Some came from as far away as Patunak (nine hours by car) to spend a weekend at University of Regina to learn about leadership from a variety of mentors, including University of Regina President Vianne Timmons, Jacob Pratt (Cote First Nation, FNUC), Colby Tootoosis (Poundmaker First Nation) and CBC journalist Wab Kinew, who was also keynote speaker. The program was put together by Jennifer Love Green, the student advisor in Kinesiology and Health Studies.
Daschuk was also the organizer of another KHS initiative in the spring, Sports for Life. He had hoped that the Sports for Life conference would attract 100 kids, so he was pleased when approximately 130 showed up.
The event targeting First Nations and Métis youth highlighted the importance of sports and health as a means for personal development as well as a stepping-stone to educational accomplishment and success in adulthood.

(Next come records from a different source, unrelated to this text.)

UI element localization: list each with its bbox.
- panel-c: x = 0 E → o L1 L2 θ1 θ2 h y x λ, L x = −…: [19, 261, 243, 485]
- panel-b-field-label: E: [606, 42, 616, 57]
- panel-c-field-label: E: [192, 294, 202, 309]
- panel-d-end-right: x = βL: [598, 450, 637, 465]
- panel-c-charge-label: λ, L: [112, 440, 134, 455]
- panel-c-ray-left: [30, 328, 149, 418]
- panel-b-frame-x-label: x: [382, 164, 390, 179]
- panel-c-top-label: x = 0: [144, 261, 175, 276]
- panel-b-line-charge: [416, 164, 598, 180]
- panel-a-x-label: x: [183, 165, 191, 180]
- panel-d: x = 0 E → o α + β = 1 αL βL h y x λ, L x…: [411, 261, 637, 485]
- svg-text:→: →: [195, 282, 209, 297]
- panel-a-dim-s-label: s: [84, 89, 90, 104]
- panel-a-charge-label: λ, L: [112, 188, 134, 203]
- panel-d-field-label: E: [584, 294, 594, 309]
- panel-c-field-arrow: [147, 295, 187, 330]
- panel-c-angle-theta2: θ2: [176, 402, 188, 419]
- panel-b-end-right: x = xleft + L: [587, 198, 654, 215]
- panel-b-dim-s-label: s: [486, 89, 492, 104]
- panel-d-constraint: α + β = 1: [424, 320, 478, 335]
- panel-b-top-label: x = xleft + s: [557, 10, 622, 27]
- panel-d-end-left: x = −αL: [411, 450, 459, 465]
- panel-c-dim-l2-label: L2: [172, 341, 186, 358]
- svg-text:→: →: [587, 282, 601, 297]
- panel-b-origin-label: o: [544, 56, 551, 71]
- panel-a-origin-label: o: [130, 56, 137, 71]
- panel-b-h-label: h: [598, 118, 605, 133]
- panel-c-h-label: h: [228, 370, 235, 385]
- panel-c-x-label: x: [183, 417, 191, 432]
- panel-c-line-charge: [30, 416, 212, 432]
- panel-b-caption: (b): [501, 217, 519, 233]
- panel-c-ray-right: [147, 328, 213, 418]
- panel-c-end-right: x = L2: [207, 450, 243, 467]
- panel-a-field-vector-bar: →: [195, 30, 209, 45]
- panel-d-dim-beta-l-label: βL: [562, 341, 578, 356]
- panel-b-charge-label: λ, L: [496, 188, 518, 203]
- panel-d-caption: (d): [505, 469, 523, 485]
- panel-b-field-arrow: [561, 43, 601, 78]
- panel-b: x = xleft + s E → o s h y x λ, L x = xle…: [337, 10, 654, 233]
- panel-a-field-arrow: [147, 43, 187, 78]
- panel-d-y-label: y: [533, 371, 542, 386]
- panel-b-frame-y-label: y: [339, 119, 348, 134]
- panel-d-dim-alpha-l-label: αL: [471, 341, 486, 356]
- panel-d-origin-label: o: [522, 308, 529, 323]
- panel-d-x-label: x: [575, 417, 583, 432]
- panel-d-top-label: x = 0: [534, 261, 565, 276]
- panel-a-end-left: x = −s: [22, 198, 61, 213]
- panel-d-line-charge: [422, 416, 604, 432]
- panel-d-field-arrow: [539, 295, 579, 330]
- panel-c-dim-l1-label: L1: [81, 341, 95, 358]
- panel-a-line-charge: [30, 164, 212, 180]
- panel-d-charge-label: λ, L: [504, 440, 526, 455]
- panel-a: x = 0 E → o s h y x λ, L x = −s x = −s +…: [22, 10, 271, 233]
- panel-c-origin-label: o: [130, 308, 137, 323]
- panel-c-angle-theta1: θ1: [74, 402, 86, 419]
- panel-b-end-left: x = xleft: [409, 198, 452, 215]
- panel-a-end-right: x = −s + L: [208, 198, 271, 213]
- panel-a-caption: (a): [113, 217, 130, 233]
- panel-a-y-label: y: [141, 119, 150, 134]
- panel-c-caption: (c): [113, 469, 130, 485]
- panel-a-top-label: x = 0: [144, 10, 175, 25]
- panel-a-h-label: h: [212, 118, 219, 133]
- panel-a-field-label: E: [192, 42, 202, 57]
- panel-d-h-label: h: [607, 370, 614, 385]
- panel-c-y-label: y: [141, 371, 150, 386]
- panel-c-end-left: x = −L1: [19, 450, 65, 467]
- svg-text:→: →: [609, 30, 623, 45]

Sports for Life received media attention from CBC and the Regina Leader-Post. It featured a lineup of successful athletes that serve as role models for young First Nations and Métis people, including the Standing Buffalo Fighting Sioux lacrosse team, which finished in the top spot at last year’s Calgary Canada Day North American Lacrosse Tournament, Paralympian Colleen Bourgonje and former NHL legend Reggie Leach, who was the keynote speaker.
One of the reasons for holding the event is that the young Aboriginal population is growing but continues to be under-represented in secondary and post-secondary school, as well as in the workforce.
The main target group was First Nations and Métis youth. However, the event was also aimed at students in post-secondary, especially those in education, health and kinesiology, as well as educators and other adults that work with young First Nations and Métis people.